と、大爆笑した後の、涙目の笑顔で、食満に言った。

「あ!?」

苛立ちながら、潮江を振り返れば、潮江は食満を指差して、

「お前、家の庭好きすぎ」

そうして、酷く穏やかに笑った。
その言葉に、食満は言葉が詰まる。確かに食満はこの庭が好きだ。先程も言ったように、愛すべき空間だと思っている。庭の見栄えを考えるほどに、木同士の栄養の行き来を考えるほどに、土と肥料を混ぜ合わせて良いものを作ろうと奮闘したり、今だって細かい雑草が気になって仕方ない。
確かに、確かに、食満はこの庭が好きである。

「…っ」

言葉に詰まった食満に、潮江は、やっぱりそうだろ、と今だに笑う。

「だから八年後もここにいろよ」
「え」

どうしてこの男は、恋愛に疎いクセに、こうもそういう方面に際どい事ばかり言うのだろうか…前回は流されて、不束者ですがよろしくお願いします。なんて言ったが、今回は流されねぇからな!!と思いつつ

「じゃねぇと、柿の実食えねぇからな」
「…そっちかよ」

ニヤッと笑った潮江に、食満は大きな溜息をついた。が、

「柿の実一人で食っても、寂しいだけじゃねぇか」
「…」
「だから、いろって、な?」
「〜〜っ!!!」

…コイツは…っ!!この発言じゃぁ、一人じゃ寂しいからいつまでも一緒にいろと言っているようなものだ。
食満は思わず自分の顔が赤くなっていくのを感じて、ブンブンと首を振った。
何なんだこの天然タラシは!!本人に自覚がないぶん手に負えない。そうえいば忍術学園にいたときも潮江はこんな感じで、何気なくポロッと、こういった人の心を鷲掴むような発言をしていた。
食満は潮江の事など全く恋愛として好きではないが、この嫌に素直な発言に、照れるのは仕方ない事だと思いたい。

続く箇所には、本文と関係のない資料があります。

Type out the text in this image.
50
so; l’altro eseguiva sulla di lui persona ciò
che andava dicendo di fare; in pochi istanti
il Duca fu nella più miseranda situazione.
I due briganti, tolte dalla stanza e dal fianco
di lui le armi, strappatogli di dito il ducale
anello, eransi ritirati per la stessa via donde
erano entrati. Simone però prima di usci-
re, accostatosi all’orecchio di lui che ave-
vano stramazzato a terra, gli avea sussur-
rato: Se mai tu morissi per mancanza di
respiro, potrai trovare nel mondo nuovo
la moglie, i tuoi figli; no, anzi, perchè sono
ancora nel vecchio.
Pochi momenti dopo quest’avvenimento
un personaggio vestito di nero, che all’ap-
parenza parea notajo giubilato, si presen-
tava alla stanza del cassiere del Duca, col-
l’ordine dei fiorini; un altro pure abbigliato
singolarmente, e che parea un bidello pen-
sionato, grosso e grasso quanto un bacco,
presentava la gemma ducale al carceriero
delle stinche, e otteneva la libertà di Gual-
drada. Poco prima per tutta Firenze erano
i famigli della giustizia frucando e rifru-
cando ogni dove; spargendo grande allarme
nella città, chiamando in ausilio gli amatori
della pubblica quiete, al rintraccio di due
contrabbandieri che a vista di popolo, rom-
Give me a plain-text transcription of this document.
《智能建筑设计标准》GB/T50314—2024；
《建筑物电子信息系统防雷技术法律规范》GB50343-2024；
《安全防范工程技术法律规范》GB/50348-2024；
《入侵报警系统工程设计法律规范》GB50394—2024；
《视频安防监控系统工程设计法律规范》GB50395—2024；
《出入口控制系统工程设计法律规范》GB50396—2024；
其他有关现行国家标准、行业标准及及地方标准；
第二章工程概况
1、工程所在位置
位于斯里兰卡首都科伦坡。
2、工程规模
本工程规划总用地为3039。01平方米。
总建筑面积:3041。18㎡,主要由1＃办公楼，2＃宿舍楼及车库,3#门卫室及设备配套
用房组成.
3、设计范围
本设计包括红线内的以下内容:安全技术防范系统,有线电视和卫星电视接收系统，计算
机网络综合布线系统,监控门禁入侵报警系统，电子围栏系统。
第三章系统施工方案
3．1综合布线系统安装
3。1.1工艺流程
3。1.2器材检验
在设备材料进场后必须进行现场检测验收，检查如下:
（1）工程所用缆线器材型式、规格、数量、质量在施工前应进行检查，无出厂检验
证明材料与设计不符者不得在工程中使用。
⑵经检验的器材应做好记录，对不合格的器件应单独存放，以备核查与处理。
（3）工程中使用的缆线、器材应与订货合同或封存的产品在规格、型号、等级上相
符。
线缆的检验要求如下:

しかし、素直に潮江に乗ってやるのはどうにも癪で、食満は真っ赤な顔で叫んだ、

「だから、八年もいねぇーっつーの!!!!!」

決めた絶対に仕事見つけて、絶対にこの屋敷出てってやる!!!!
とある昼下がりの庭の真ん中で、食満は新たに決意を固めた。

桃栗三年、柿八年、さてさて、食満が八年後も潮江の屋敷にいるかどうかは、数日後、潮江がどこからか持ってきて、食満に植えさせた柿の木だけが知っている。